The Fourth Sunday of Advent | David Dark
Sunday, December 23
Standing outside a Middle Tennessee Best Buy having braved the crowd to secure some items on a very well-publicized, Here-Comes-Christmas sale day, I watched a woman approach the entrance with a tired look of determination. “Gotta get in the spirit,” I heard her whisper to herself. I wished her well in my heart and wondered how she might respond if I was to ask her to name and specifically describe the spirit to which she referred. If it was indeed the spirit of Christmas she hoped to summon to her aid, how had it come to this? Would her beleaguered vision of the season be at all recognizable to its ancient sources? Might some within the Jesus movement view this particular spirit as alarmingly unclean?

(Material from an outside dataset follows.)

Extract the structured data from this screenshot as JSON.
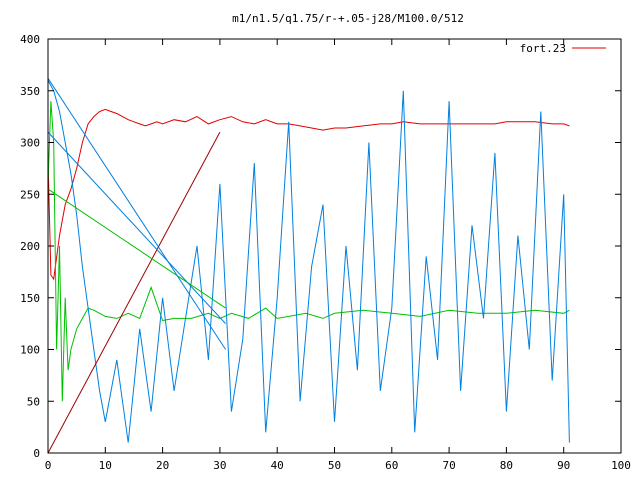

In a manner befitting the mind-set of the weary and heavy-laden among us who feel as though we have shopped until we have dropped, our Advent reading very helpfully includes oft-repeated prayers for restoration and salvation (Psalm 80). And while we are exactly right to envision God’s affectionate purposes to include a deep compassion for us in the specifics of our distracted mind-sets, we are nevertheless directed to situate our visions of God’s deliverance squarely among the people who dwell on the less cheery end of the supply chain that occasions our everyday low prices. Ever attentive to the facts on the ground, Isaiah keeps it explicit: “The meek shall obtain fresh joy in the Lord, and the neediest people shall exult in the Holy One of Israel” (29.19).
The goodness of this news, an inescapably social goodness not to be spiritualized or privatized away, can get to feeling very far away as we expend mental energies worrying over whether our phones have been recharged or the package will arrive on time. Mother Mary, lyrical reactionary, only makes things worse: “He has brought the powerful down from their thrones, and lifted up the lowly . . . and sent the rich empty away” (Luke 1.52-53).
How might we get on the right side of this gospel and not be among the self-justifying proud who find themselves hopelessly “scattered in the imagination of their hearts” (v. 51) by these tidings of comfort and joy? We might begin to do so by allowing ourselves to be made uncomfortable by the ways in which the coming kingdom made known in these texts crosses the lines we have drawn and questions the economies we sustain. May our spirits be enlivened and sobered by God’s good news.